The canning pot (the ‘water-bath’, the one with the rack) should be prepared to take the jars, which should fit snugly in. Each jar should be filled with hot water, then brought to the boil. In your smaller saucepan place the same number of lids and rings, gently simmering. Now, in the third pot gently boil your peppers, fruit, or whatever, until they’re tender; then, drain the water out. Return to your original, large canning pot and with the rubberized tongs carefully remove each canning jar, pouring the hot water back into the water-bath. Place each pot on a tea towel.
Add the relevant foodstuffs, be it fruit or veg; perhaps some unsweetened apple juice for fruit, citric acid for veg, so that each jar is full. Next, remove the hot rings and lids and place them around each jar in turn, returning the sealed jars one by one into the large black canning pot, submerging them in water, boiling for around a half-hour. After that amount of time, gently remove each jar with your rubberized tongs and space on a tea-towel, maybe with another tea-towel on top to slow down the cooling process. Leave untouched for 24 hours.
The next day you can pick up each jar by its metal lid and it should be completely sealed! If for some reason it isn’t, don’t worry; there was perhaps a bit of sauce residue that prevented it from being completely suctioned on. Make sure you refrigerate that one and consume within a week. Your last job is to label each jar with the date you ‘canned’ it, then store in a cool dark place, as you would with any similar store-bought product like jam or pasta sauce.

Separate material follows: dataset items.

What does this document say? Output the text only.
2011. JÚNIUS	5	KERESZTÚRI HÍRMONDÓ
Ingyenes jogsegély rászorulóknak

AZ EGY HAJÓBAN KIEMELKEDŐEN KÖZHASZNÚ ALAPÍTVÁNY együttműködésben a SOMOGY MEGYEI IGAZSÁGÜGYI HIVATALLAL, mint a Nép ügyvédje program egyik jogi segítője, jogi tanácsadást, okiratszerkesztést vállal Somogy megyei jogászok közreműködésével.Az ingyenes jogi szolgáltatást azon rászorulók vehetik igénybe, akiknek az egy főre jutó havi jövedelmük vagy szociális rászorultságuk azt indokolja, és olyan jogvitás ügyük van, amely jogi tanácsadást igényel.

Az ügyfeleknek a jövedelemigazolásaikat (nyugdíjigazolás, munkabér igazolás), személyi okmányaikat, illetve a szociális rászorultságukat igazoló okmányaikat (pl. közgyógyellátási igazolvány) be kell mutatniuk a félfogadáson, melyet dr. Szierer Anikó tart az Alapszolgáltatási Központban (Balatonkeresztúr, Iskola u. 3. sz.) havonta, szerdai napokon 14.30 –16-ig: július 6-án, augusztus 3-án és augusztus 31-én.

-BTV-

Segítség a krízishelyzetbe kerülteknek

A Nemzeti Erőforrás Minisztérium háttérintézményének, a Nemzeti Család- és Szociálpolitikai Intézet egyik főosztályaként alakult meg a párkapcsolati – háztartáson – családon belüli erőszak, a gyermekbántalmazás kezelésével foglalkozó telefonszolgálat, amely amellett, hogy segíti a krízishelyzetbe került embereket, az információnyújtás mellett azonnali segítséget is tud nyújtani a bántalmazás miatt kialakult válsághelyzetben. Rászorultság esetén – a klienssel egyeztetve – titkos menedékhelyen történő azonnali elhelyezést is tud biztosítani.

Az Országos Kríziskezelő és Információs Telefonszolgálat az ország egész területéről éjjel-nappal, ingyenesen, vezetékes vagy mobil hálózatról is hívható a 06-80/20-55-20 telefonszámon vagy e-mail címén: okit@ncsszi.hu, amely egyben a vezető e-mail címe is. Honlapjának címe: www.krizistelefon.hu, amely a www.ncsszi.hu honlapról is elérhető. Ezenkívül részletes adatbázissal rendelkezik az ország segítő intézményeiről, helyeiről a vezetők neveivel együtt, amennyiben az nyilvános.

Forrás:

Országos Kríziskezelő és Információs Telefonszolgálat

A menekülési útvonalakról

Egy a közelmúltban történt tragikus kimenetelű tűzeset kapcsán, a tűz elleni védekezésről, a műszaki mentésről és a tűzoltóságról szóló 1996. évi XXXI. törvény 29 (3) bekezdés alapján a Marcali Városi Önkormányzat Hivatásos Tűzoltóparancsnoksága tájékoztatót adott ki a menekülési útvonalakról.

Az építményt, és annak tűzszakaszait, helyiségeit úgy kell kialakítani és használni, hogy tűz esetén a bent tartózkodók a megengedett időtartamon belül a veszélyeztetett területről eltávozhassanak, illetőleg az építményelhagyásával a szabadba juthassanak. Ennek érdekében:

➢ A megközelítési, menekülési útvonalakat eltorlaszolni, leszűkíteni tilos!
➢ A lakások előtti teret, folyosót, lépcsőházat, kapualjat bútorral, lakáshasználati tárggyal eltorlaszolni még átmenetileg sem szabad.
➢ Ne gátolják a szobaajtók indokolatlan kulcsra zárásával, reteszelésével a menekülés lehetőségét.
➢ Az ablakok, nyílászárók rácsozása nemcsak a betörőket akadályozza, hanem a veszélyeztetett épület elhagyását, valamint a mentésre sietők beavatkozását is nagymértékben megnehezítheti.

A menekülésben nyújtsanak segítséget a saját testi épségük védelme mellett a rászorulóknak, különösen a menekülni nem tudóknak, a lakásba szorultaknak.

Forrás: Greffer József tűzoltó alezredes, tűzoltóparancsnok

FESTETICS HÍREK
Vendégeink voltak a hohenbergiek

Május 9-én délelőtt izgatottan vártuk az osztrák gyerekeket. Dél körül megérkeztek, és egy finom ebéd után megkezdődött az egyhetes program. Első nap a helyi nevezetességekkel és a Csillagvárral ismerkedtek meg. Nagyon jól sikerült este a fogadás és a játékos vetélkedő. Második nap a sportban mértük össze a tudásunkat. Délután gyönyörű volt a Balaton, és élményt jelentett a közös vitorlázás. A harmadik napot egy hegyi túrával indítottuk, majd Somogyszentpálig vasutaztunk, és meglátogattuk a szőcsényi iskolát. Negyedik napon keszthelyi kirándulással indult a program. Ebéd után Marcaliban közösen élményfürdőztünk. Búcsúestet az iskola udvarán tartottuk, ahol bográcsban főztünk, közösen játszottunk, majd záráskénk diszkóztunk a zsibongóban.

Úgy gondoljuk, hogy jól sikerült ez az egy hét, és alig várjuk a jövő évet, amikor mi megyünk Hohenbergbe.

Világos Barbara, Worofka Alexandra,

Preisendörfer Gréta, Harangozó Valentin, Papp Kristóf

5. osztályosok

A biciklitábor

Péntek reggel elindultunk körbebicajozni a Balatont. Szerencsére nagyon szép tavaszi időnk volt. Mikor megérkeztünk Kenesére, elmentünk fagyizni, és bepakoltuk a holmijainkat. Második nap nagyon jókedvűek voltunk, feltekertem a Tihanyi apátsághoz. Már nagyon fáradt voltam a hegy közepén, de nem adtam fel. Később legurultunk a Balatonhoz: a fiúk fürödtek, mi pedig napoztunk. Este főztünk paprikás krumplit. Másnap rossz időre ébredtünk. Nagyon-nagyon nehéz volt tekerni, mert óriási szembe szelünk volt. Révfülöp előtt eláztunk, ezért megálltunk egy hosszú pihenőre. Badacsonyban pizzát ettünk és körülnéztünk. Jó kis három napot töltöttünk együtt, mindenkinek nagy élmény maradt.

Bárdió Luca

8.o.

4. Is a food steamer of any use?
A food steamer is a useful appliance in its own right, but it is not the same as a steam-pressure canner which is essentially an all-in-one appliance that allows you to ‘can’ food at an even hotter temperature than regular canning in a ‘water-bath’ approach, outlined above. It is especially useful for vegetables and various meats and doesn’t require any sort of pickling process, involving citric acid. It is different from a regular food steamer due to its locking mechanism which captures steam within, in order to create significantly higher levels of pressure. Steam pressure canners will operate at a higher temperature and at an accelerated rate of cooking.
Overall, canning is something you can try. You can enjoy the improved, completely organic taste, the longevity of the food you’re canning with a can opener, and the fact that such jars can make wonderful gifts. Go on, you know you can!